Islamabad Talks
And yet, Islamabad continues to position itself as indispensable. The irony is that this posture coexists with a pattern of selective commitment. When it suits its interests, Pakistan steps forward as a mediator. When it does not, it steps back—or sideways.
The latest development underscores this ambiguity. While presenting itself as a neutral broker in high-stakes talks, Pakistan has simultaneously moved to deploy troops to Saudi Arabia, in line with its defence commitments. This is not a minor detail. It highlights the contradiction at the heart of its diplomatic posture: a country claiming neutrality in one arena while actively aligning itself in another.
The timing is particularly telling. Previously, regional tensions—such as the brief but intense confrontation involving Afghanistan—had provided Islamabad with a convenient pretext to avoid fully honouring its military commitments, particularly those that might have drawn it into direct alignment with actors opposed by Iran. Now, with troops heading to Saudi Arabia, that ambiguity is harder to sustain.
What emerges is a pattern of calibrated inconsistency. Pakistan seeks to be all things to all parties: mediator, ally, bystander, and participant—depending on what the situation demands. The result is not strategic sophistication so much as strategic evasiveness.
In this context, the Islamabad talks look less like a genuine attempt at conflict resolution and more like a holding operation. A necessary charade designed to create the impression of progress while buying time for all involved.
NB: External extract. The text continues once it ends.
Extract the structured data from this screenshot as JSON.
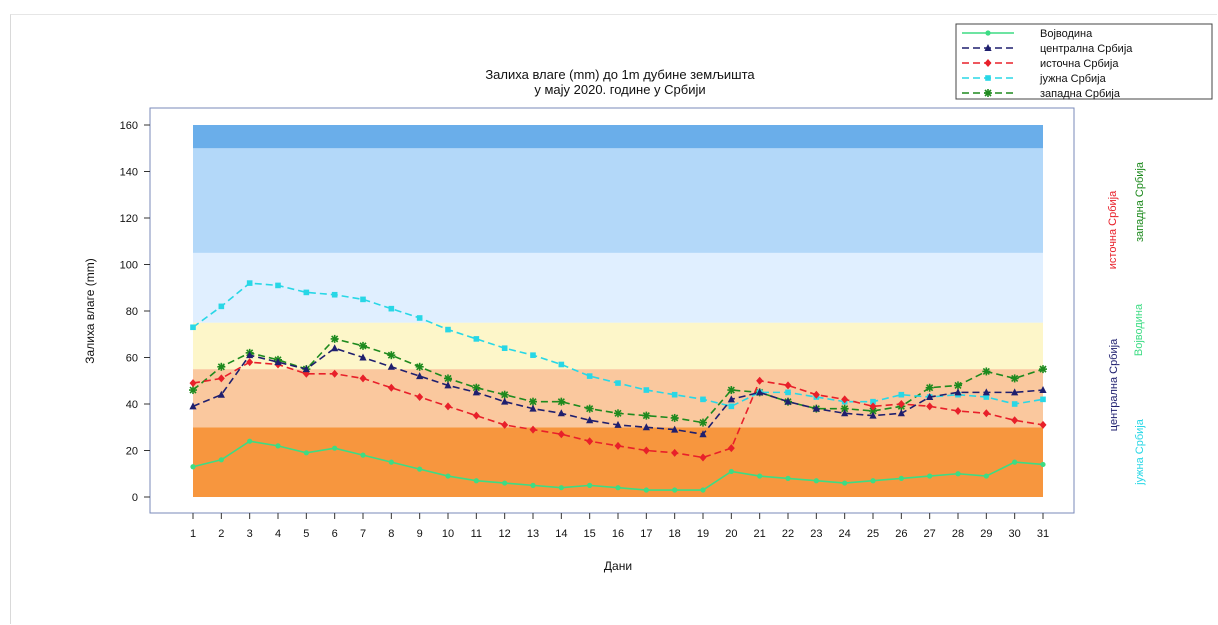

Because even after the talks, the fundamental problem remains unchanged: there is no single, agreed-upon framework. The ceasefire exists in multiple versions, each tailored to the narrative of the actor invoking it. Thenegotiations, in effect, never converged on a shared reality.
And that is the real measure of failure. Not that the talks broke down, but that they never truly cohered in the first place.
Pakistan, for its part, continues to occupy the same ambiguous space—simultaneously inside and outside the process, claiming credit while deflecting responsibility. It is a role that allows for flexibility, but at the cost of credibility.
In the end, the cynical reading proves difficult to avoid. The Islamabad talks were not meant to resolve the conflict. They were meant to manage it—to keep it within bounds, to prevent immediate escalation, and to give all parties room to manoeuvre.
A performance, then. Carefully staged, widely publicised, and ultimately inconclusive.
Exactly what one might expect when the pickpocket is asked to watch the wallet.